Begitu ia sampai di depan pintu ruangan Naruto, Sakura mengangkat salah satu tangan, hendak mengetuk pintu sebelum suara tawa dari dalam menghentikan gerakannya.
"Ahahaha... Begitu, ya, Hinata?"
Suara itu! Tak salah lagi, suara Naruto dan tawanya yang Sakura kenal dengan baik. Bisa dibayangkan Naruto sedang tertawa sembari menaruh sebelah tangan di belakang kepala, itu sudah tergambar jelas di otak Sakura.
Tapi yang membuatnya tertegun adalah lawan bicara si pirang. Hinata Hyuuga. Sakura bukannya tidak tahu kalau si gadis Hyuuga menyukai Naruto sejak mereka masih anak-anak. Sakura juga tahu perihal Hinata menyatakan perasaannya pada Naruto saat penyerangan Pein ke Konoha kala itu. Dan Sakura tidak buta sampai tidak bisa melihat Naruto yang menggenggam tangan Hinata ketika Neji meninggal untuk melindunginya.
Yah, walaupun saat itu Naruto bilang genggaman tangannya hanya untuk menenangkan Hinata yang sedang berduka.
"Naruto-kun, apa Sakura-san sudah tahu?" terdengar suara lembut Hinata sedang bertanya pada Naruto.
Sakura menajamkan pendengaran, kenapa tiba-tiba namanya diikutsertakan dalam pembicaraan.
"Sayangnya belum, dia memang bodoh, ya, hahaha," kembali terdengar suara Naruto.
Apa?! Apanya yang tidak kuketahui?! Dan kenapa ia mengatakanku bodoh?! Tonjokan tadi belum cukup rupanya.
Tangan Sakura sudah akan membuka pintu ketika ia kembali berpikir. Apa jangan-jangan Naruto dan Hinata...

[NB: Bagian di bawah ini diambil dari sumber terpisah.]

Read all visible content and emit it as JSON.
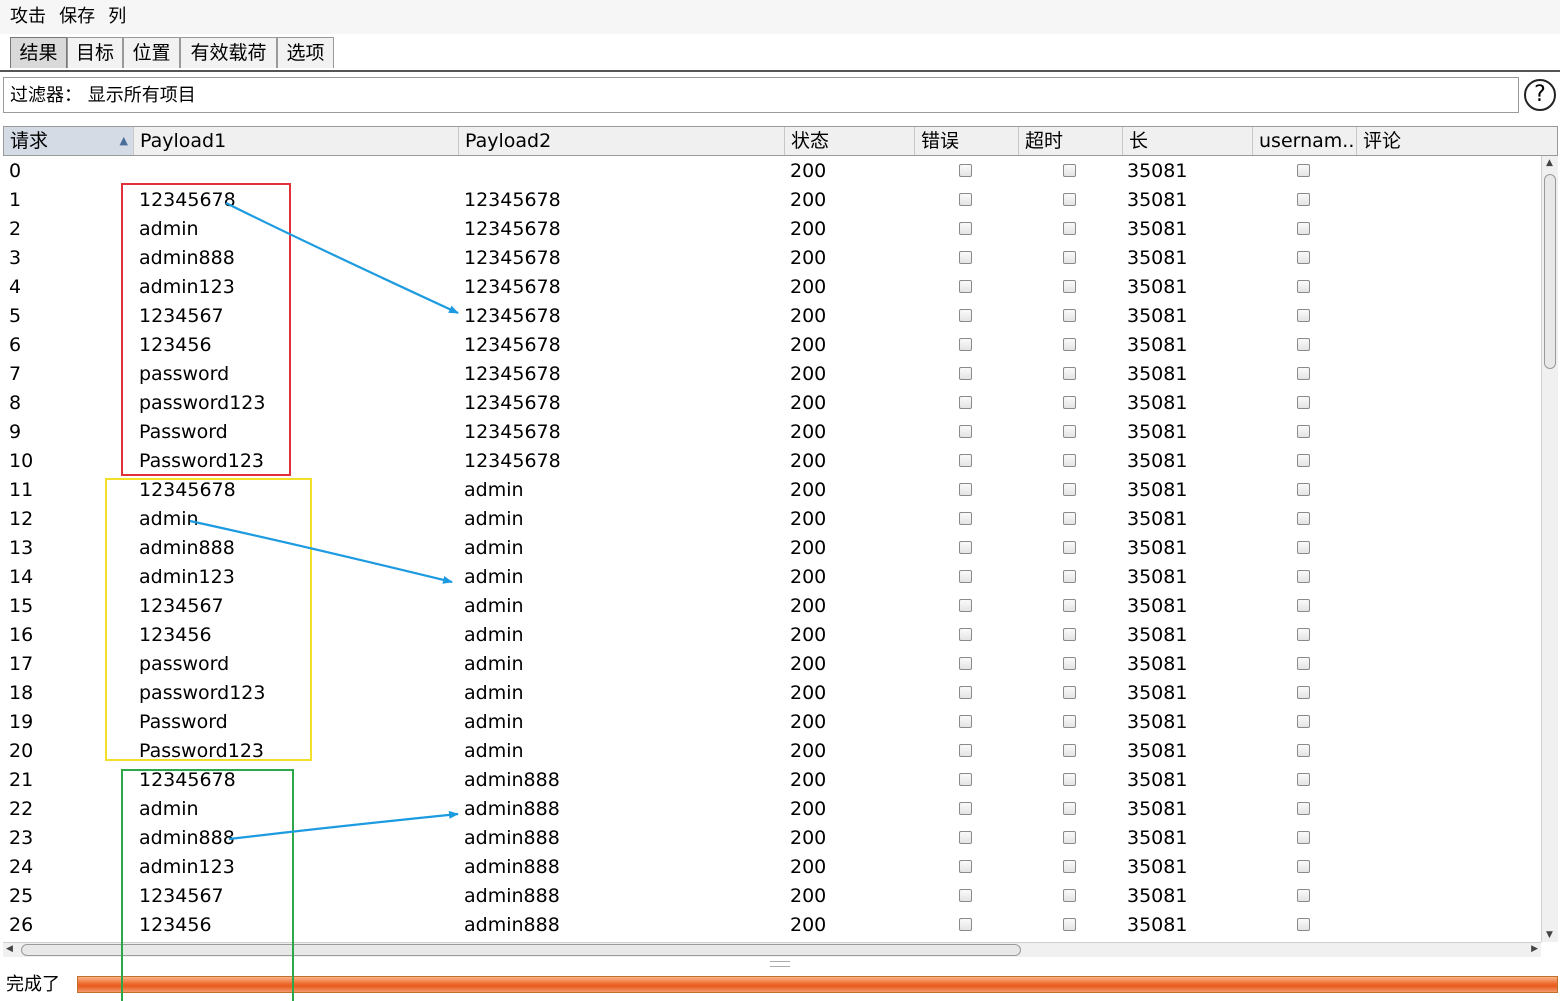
{
  "menu": [
    "攻击",
    "保存",
    "列"
  ],
  "tabs": [
    "结果",
    "目标",
    "位置",
    "有效载荷",
    "选项"
  ],
  "filter": {
    "text": "过滤器： 显示所有项目"
  },
  "help_icon": "question-mark-icon",
  "table": {
    "columns": [
      "请求",
      "Payload1",
      "Payload2",
      "状态",
      "错误",
      "超时",
      "长",
      "usernam...",
      "评论"
    ],
    "sorted_column": "请求",
    "rows": [
      {
        "req": "0",
        "p1": "",
        "p2": "",
        "status": "200",
        "len": "35081"
      },
      {
        "req": "1",
        "p1": "12345678",
        "p2": "12345678",
        "status": "200",
        "len": "35081"
      },
      {
        "req": "2",
        "p1": "admin",
        "p2": "12345678",
        "status": "200",
        "len": "35081"
      },
      {
        "req": "3",
        "p1": "admin888",
        "p2": "12345678",
        "status": "200",
        "len": "35081"
      },
      {
        "req": "4",
        "p1": "admin123",
        "p2": "12345678",
        "status": "200",
        "len": "35081"
      },
      {
        "req": "5",
        "p1": "1234567",
        "p2": "12345678",
        "status": "200",
        "len": "35081"
      },
      {
        "req": "6",
        "p1": "123456",
        "p2": "12345678",
        "status": "200",
        "len": "35081"
      },
      {
        "req": "7",
        "p1": "password",
        "p2": "12345678",
        "status": "200",
        "len": "35081"
      },
      {
        "req": "8",
        "p1": "password123",
        "p2": "12345678",
        "status": "200",
        "len": "35081"
      },
      {
        "req": "9",
        "p1": "Password",
        "p2": "12345678",
        "status": "200",
        "len": "35081"
      },
      {
        "req": "10",
        "p1": "Password123",
        "p2": "12345678",
        "status": "200",
        "len": "35081"
      },
      {
        "req": "11",
        "p1": "12345678",
        "p2": "admin",
        "status": "200",
        "len": "35081"
      },
      {
        "req": "12",
        "p1": "admin",
        "p2": "admin",
        "status": "200",
        "len": "35081"
      },
      {
        "req": "13",
        "p1": "admin888",
        "p2": "admin",
        "status": "200",
        "len": "35081"
      },
      {
        "req": "14",
        "p1": "admin123",
        "p2": "admin",
        "status": "200",
        "len": "35081"
      },
      {
        "req": "15",
        "p1": "1234567",
        "p2": "admin",
        "status": "200",
        "len": "35081"
      },
      {
        "req": "16",
        "p1": "123456",
        "p2": "admin",
        "status": "200",
        "len": "35081"
      },
      {
        "req": "17",
        "p1": "password",
        "p2": "admin",
        "status": "200",
        "len": "35081"
      },
      {
        "req": "18",
        "p1": "password123",
        "p2": "admin",
        "status": "200",
        "len": "35081"
      },
      {
        "req": "19",
        "p1": "Password",
        "p2": "admin",
        "status": "200",
        "len": "35081"
      },
      {
        "req": "20",
        "p1": "Password123",
        "p2": "admin",
        "status": "200",
        "len": "35081"
      },
      {
        "req": "21",
        "p1": "12345678",
        "p2": "admin888",
        "status": "200",
        "len": "35081"
      },
      {
        "req": "22",
        "p1": "admin",
        "p2": "admin888",
        "status": "200",
        "len": "35081"
      },
      {
        "req": "23",
        "p1": "admin888",
        "p2": "admin888",
        "status": "200",
        "len": "35081"
      },
      {
        "req": "24",
        "p1": "admin123",
        "p2": "admin888",
        "status": "200",
        "len": "35081"
      },
      {
        "req": "25",
        "p1": "1234567",
        "p2": "admin888",
        "status": "200",
        "len": "35081"
      },
      {
        "req": "26",
        "p1": "123456",
        "p2": "admin888",
        "status": "200",
        "len": "35081"
      }
    ]
  },
  "status_bar": {
    "text": "完成了",
    "progress": 1.0
  },
  "annotation_colors": {
    "group1": "#e0303a",
    "group2": "#f2df2a",
    "group3": "#2ca84a",
    "arrow": "#1d9be0"
  }
}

Dengan beranggapan seperti itu, Sakura perlahan mundur dan berlari keluar. Hancur sudah rencananya menarik Naruto ke Ichiraku sore ini. Dan yang terpenting, hubungannya dengan sang Hokage kini tinggal masa lalu. Tinggal menunggu ucapan itu keluar dari mulut Naruto.
Ah, sudahlah, paling-paling malam ini ia akan menangis tersedu-sedu di pojok kamar.
.
.
.
.
Hinata menatap cincin di telapak tangannya dengan pandangan kagum. Cincin itu tidak terlalu heboh, sederhana saja. Yang menarik perhatiannya adalah batu safir yang ada di cincin itu. Warnanya biru cerah, sewarna dengan iris si pemilik cincin.
"Bagus sekali, Naruto-kun," pujinya sambil menaruh kembali cincin itu di kotak beludrunya, lalu mengembalikannya kepada Naruto.
Naruto tertawa lebar, merasa senang ada yang memuji cincin pilihannya. Tak sia-sia ia bertanya pada Ino tempo hari soal toko perhiasan yang bagus dan murah. Maklum, belasan tahun hidup dalam kesederhanaan membuat Naruto tidak suka menghamburkan uang, bahkan setelah ia menjadi Hokage.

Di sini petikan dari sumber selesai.